SPYSCH_141026_210
Existing comment: Drain Pipe Bug:
This bug was designed to automatically run a connecting wire from the bug to a remote listening post. It was concealed in a section of pipe used to drain rainwater from the roof of the newly constructed Soviet Embassy in Washington, DC.
A US intelligence agency installed the drain pipe while the Embassy was under construction in the early 1980s. After the building was completed, technicians sent a radio signal to the bug, which set off a tiny explosive burst and released a small parachute into the drain shaft. A spool of wire was attached to the parachute.
The first time it rained, water rushing through the pipe carried the parachute, along with the wire, through the building and into an underground sewer system. A technician retrieved the parachute and connected the wire to the listening post.

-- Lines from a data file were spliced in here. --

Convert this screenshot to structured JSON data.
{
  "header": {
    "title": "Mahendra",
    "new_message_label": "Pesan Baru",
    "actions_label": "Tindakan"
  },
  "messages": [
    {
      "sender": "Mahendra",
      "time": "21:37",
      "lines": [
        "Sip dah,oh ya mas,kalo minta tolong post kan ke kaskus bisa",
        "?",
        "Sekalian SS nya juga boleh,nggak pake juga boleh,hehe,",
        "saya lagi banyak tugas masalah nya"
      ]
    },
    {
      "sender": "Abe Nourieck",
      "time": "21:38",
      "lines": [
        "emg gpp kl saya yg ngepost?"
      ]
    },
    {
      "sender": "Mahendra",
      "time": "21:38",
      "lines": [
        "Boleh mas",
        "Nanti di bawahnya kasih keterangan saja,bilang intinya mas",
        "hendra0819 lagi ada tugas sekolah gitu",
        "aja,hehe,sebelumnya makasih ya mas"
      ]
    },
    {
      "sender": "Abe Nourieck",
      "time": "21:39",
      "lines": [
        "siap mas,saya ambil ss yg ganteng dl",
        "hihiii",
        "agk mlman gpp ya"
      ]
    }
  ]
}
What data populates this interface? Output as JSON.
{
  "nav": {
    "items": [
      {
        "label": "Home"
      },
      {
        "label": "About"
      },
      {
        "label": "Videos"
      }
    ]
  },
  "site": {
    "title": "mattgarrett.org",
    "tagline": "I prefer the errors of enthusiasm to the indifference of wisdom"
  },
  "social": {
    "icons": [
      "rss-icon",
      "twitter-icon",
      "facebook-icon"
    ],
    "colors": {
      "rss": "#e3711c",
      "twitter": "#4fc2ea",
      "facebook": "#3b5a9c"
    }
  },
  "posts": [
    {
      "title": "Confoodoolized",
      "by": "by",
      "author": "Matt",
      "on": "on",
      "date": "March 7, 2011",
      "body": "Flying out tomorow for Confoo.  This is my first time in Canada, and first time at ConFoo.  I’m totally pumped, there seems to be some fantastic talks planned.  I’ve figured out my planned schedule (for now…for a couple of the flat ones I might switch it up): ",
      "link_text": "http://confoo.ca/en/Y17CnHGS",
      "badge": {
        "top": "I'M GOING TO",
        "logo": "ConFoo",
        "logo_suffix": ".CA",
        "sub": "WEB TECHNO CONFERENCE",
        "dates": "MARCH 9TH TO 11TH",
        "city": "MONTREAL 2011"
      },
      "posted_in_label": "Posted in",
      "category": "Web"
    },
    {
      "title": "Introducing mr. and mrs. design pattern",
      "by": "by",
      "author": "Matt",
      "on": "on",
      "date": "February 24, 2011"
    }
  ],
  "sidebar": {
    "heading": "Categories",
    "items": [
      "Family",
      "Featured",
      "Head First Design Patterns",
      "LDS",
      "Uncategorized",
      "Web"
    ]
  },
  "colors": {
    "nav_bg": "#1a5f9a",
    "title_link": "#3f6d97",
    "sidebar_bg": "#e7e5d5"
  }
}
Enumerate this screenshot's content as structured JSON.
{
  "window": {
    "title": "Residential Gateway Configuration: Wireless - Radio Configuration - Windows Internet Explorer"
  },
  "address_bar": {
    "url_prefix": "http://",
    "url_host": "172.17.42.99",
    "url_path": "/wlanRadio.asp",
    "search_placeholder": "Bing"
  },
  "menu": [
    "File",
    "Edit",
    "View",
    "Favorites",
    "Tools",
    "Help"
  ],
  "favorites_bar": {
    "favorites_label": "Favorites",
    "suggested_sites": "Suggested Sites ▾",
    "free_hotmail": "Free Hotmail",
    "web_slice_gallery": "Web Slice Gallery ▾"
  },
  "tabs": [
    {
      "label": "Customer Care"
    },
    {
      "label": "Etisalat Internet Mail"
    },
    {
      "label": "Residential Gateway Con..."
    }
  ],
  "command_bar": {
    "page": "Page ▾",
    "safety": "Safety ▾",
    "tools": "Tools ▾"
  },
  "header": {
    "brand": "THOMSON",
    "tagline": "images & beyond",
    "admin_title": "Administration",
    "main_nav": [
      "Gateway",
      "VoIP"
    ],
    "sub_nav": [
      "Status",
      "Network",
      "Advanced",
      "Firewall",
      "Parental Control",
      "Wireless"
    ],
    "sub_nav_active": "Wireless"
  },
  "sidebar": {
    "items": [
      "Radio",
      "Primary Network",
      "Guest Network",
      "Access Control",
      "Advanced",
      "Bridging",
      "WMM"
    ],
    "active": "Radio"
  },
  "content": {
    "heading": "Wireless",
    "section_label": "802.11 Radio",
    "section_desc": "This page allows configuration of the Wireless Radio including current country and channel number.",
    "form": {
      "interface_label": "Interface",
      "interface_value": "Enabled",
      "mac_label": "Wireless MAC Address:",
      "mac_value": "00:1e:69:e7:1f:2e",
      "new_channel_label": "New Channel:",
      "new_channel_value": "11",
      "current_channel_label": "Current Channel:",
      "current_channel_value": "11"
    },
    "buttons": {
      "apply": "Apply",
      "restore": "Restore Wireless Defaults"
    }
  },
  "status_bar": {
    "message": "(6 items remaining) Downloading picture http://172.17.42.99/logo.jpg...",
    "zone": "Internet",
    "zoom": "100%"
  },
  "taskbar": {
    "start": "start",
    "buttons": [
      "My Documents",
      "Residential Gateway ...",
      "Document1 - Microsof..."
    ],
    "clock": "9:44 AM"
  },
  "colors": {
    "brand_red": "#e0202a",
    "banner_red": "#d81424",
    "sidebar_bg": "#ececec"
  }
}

Vibro-Acoustic Microphone:
In 1976, Soviet technicians discovered a microphone ("bug") in the Soviet Trade Consulate in London. The British device was clipped to a piece of steel reinforcing bar (rebar) inside a concrete wall.
Originally designed as an earthquake detector, this bug picked up the vibrations of human conversations as they hit the concrete wall, causing it to vibrate. The bug enabled technicians to easily pick out the sound of voices from other types of vibrations in the room.
Soviet technicians were so impressed by the performance of this design that they installed similar devices in the US Embassy in Moscow when it was under construction in the early 1980s.